Yea, that’s true. But I just don’t live that way. It would be too constricting right now and I would crave those few luxuries too much. Maybe even resent the stupid budget. I think I need to have some fun in my budget a few luxuries so I can keep doing a budget. Just thinking about that vacation fund grow, I might even like the budget.

Basically, budgeting is more of a tool, a management tool. It should be able to tell you what is budgeted, what is funded, what was spent, and the differences. With a process to tweak and revise it what worked and what didn’t. After all, you are changing your lifestyle.

Like diet and exercise, it’s all good for you.

I think my next posts will be how I put the budget together, how to fund the budget, how a lazy man tracks everything, and how my wife puts up with me.

Budgeting … yuck!!!

December 14th, 2007 at 03:41 pm

Let’s be serious. Budgeting to me equates to exercise. There are those freaks out there that talk about getting a “runner’s high”, how they can’t miss going to the gym for one day. I am not one of them. Honestly, most of us aren’t.

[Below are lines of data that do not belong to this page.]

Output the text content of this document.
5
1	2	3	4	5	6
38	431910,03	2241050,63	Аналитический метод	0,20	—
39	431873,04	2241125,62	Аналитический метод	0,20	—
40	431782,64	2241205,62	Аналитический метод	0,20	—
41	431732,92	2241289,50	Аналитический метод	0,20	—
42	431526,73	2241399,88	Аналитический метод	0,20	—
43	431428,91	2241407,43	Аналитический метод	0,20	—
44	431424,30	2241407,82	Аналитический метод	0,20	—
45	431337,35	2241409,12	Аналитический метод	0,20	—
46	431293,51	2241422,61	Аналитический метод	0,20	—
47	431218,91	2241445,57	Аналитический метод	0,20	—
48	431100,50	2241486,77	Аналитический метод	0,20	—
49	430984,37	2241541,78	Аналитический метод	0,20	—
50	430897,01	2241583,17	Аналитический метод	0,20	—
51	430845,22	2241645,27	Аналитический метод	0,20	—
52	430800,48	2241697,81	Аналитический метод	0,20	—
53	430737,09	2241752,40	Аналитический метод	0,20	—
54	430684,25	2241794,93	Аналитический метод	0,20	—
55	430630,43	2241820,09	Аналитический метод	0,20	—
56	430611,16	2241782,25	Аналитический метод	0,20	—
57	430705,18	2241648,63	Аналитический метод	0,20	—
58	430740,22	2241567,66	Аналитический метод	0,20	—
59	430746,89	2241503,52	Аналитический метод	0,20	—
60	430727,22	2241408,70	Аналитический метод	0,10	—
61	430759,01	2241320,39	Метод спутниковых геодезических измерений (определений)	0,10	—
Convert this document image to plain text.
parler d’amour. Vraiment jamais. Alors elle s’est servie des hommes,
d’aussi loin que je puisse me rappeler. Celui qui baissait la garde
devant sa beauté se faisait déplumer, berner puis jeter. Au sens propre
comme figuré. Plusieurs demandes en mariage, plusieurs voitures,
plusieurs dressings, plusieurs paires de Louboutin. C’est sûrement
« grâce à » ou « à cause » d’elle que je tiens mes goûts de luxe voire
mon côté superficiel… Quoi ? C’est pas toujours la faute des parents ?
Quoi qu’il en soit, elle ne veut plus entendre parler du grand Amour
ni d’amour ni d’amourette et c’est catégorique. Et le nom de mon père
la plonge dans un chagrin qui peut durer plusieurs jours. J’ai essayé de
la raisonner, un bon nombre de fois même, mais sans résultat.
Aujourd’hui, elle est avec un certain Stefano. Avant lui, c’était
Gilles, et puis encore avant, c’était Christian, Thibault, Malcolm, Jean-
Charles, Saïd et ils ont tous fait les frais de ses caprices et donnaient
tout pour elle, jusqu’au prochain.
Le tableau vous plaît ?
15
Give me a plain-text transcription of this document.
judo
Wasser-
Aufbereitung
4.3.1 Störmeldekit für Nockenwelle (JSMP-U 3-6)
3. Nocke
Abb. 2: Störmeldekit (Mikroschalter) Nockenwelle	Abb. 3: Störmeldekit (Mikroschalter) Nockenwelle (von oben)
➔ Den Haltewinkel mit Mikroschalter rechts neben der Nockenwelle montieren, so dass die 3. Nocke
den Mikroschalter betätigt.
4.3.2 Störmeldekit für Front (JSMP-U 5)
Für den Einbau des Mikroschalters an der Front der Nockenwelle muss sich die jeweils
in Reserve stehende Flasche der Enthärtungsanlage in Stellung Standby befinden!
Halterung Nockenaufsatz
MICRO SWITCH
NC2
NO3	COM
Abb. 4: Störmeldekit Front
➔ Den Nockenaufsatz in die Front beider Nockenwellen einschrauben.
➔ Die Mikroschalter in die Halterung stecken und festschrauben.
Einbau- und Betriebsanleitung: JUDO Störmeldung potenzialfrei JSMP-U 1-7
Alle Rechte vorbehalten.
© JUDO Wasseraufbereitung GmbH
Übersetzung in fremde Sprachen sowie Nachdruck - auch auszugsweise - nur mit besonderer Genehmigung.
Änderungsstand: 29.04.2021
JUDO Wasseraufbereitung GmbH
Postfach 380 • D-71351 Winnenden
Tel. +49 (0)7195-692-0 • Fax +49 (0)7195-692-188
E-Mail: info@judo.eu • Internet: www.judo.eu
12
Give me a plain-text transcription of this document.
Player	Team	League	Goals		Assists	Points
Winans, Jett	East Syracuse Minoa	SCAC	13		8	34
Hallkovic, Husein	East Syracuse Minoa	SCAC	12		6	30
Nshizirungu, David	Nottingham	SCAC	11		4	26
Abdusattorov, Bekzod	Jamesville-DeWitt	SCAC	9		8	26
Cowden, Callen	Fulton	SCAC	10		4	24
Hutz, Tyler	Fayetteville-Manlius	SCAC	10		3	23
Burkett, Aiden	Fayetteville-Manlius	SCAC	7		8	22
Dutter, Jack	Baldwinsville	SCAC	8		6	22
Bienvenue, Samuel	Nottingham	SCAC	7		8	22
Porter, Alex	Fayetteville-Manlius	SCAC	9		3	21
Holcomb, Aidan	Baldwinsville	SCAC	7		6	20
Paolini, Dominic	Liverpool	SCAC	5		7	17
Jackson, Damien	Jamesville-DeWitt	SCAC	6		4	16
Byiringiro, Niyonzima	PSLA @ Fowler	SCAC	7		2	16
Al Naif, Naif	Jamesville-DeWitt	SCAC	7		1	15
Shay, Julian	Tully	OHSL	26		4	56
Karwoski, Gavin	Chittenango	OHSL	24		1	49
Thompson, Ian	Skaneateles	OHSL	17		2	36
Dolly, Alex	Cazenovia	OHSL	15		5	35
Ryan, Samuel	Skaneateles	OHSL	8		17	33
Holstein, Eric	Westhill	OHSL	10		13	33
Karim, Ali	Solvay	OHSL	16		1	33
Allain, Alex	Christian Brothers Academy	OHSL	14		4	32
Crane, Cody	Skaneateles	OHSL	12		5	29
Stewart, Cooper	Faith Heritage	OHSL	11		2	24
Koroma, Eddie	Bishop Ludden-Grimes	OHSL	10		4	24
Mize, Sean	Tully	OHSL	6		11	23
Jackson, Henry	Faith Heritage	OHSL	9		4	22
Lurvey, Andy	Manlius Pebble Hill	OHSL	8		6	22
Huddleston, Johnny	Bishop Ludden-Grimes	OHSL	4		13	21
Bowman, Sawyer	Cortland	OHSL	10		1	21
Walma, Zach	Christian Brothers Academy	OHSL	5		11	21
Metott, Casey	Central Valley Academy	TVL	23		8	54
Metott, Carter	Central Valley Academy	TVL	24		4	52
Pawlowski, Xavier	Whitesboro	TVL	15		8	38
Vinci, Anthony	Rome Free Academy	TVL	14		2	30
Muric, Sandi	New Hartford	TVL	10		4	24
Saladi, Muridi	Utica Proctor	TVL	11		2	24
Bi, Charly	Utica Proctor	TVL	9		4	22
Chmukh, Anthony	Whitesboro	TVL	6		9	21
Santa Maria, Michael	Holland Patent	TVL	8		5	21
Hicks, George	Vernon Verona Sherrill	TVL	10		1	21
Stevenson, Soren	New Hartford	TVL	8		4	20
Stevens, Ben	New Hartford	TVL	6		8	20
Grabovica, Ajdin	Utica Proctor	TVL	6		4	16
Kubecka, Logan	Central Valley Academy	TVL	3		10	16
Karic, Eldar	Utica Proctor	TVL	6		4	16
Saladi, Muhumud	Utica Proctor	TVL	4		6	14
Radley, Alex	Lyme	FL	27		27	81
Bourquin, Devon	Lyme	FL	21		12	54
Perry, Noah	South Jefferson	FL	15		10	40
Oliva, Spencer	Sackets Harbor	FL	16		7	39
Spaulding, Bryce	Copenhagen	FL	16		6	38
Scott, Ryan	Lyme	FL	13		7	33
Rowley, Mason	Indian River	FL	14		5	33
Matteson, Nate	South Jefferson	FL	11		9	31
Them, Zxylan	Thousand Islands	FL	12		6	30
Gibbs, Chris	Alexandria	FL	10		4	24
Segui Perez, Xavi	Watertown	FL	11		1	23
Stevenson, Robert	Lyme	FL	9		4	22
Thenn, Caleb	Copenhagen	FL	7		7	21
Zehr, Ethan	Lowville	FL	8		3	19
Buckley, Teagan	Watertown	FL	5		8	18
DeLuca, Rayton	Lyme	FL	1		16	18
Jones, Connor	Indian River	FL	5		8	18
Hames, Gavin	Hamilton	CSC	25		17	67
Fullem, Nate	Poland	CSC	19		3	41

We only get serious about exercising when our doctor calls us a fat pig or it’s January 1st and “more exercise” is our resolution. 2008, I am going to me a more moral, caring person and take care of my self mentally and physically. How long does that last? Until the first snowstorm? Not even?

Well budgeting is the same. It sounds like a good idea and we know we should do it. But there’s all that work. I have to write done every penny and what I bought, I have to set a budget knowing that I’ll miss half the expenses, I have to live my it, and then I have to do it next month. Oh joy!!! I can see this working out.

So what’s a lazy non-freak like me going to do? Have my wife do the budgeting. That didn’t work very good last time. She was very good at tracking expenses and nagging me for my expenses but we never know how much we could spend on certain items. Also I wasn’t good at keeping track of things.

Well, I started searching on the web for budgeting tools. Excel ones – too much work. Paper ones – way too much work. And then I discovered Mvelopes.com.

Mvelopes takes the envelope system and modernizes it. The envelope system is when you take your paycheck and put the money in actual envelopes that are labeled (like food, gas, car, insurance). Once the money is spent, it’s spent. The issue in today’s world is that we don’t pay cash for things. We use credit cards, debit cards, checks, and cash. Some of us have more then one bank (we have three) and multiple credit cars.

That’s were Mvelopes comes in. My banks, credit cards, loans (auto and mortgage) all hook into Mvelopes. Any transaction that appears get uploaded to my view. Then I just drag and drop the expense in the proper folder, much like dropping emails into folders in Outlook.